School of Population Health,The University of Queensland, Brisbane, Australia.
Br J Sports Med. 2012 May;46(6):436-42. doi: 10.1136/bjsm.2010.079699. Epub 2011 Apr 18.
The authors evaluated the accuracy of three automated accelerometer wear-time estimation algorithms against self-report. Direct effects on sedentary time (<100 cpm) and indirect effects on moderate-to-vigorous physical activity (MVPA, ≥1952 cpm) time were examined.
A subsample from the 2004/2005 Australian Diabetes, Obesity and Lifestyle Study (n=148) completed activity logs and wore accelerometers for a total of 987 days. A published algorithm that allows movement within non-wear periods (Algorithm 1) was compared with one that allows less movement (Algorithm 2) or no movement (Algorithm 3). Implications for population estimates were examined using 2003/2004 US National Health and Nutrition Examination Survey data.
Mean difference per day between the criterion and estimated wear time was negligible for all three algorithms (≤11 min), but 95% limits of agreement (LOA) were wide (±≥2 h).
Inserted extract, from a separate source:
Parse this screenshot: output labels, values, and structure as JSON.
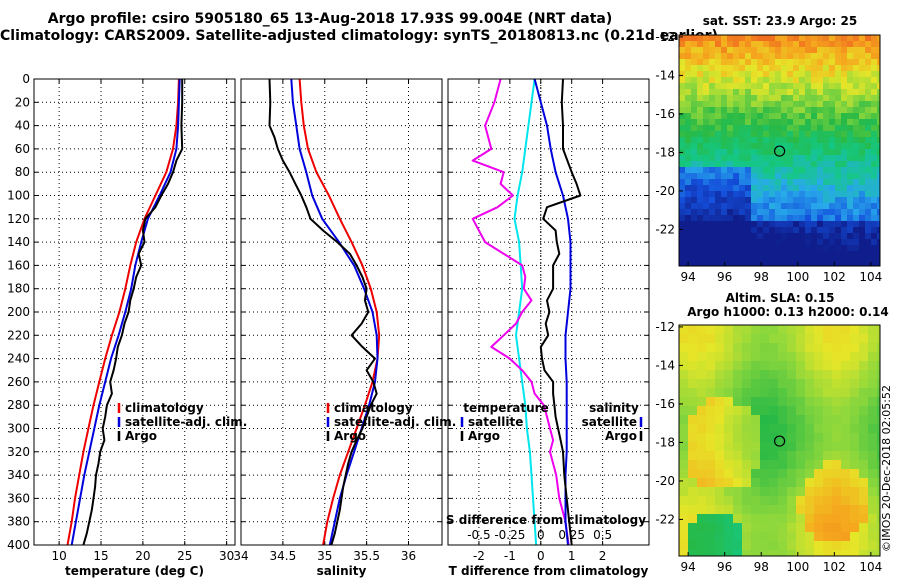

Respectively, the algorithms (1, 2 and 3) misclassified sedentary time as non-wear on 31.9%, 19.4% and 18% of days and misclassified non-wear time as sedentary on 42.8%, 43.7% and 51.3% of days. Use of Algorithm 2 (compared with Algorithm 1) affected population estimates of sedentary time (higher by 20 min/day) but not MVPA time. Agreement between Algorithms 1 and 2 was good for MVPA time (mean difference -0.08, LOA: -2.08, 1.91 min), but not for wear time or sedentary time.
Accelerometer wear time can be estimated accurately on average; however, misclassification can be substantial for individuals. Algorithm choice affects estimates of sedentary time. Allowing very limited movement within non-wear periods can improve accuracy.
作者评估了三种自动加速度计佩戴时间估计算法对自我报告的准确性。研究直接影响久坐时间(<100 cpm)和间接影响中等到剧烈体力活动(MVPA,≥1952 cpm)时间。
澳大利亚糖尿病、肥胖和生活方式研究(2004/2005 年)的一个子样本完成了活动日志并佩戴加速度计共 987 天。与允许在非佩戴期内有少量运动的算法 2 相比,作者比较了一种允许更多运动(算法 1)或不允许运动(算法 3)的算法。使用 2003/2004 年美国国家健康和营养调查数据检查了对人群估计的影响。
对于所有三种算法,标准和估计佩戴时间之间的平均每天差异可忽略不计(≤11 分钟),但 95%的一致性界限(LOA)很宽(±≥2 小时)。相应地,算法(1、2 和 3)分别将 31.9%、19.4%和 18%的天数的久坐时间错误分类为非佩戴时间,将 42.8%、43.7%和 51.3%的天数的非佩戴时间错误分类为久坐时间。与算法 1 相比,使用算法 2(Algorithm 2)会影响久坐时间的人群估计值(每天增加 20 分钟),但不会影响 MVPA 时间。算法 1 和 2 之间的一致性对于 MVPA 时间(平均差异为-0.08,LOA:-2.08,1.91 分钟)很好,但对于佩戴时间或久坐时间则不然。
平均而言,加速度计佩戴时间可以准确估计;然而,对于个人来说,分类错误可能很大。算法选择会影响久坐时间的估计值。允许在非佩戴期间有非常有限的运动可以提高准确性。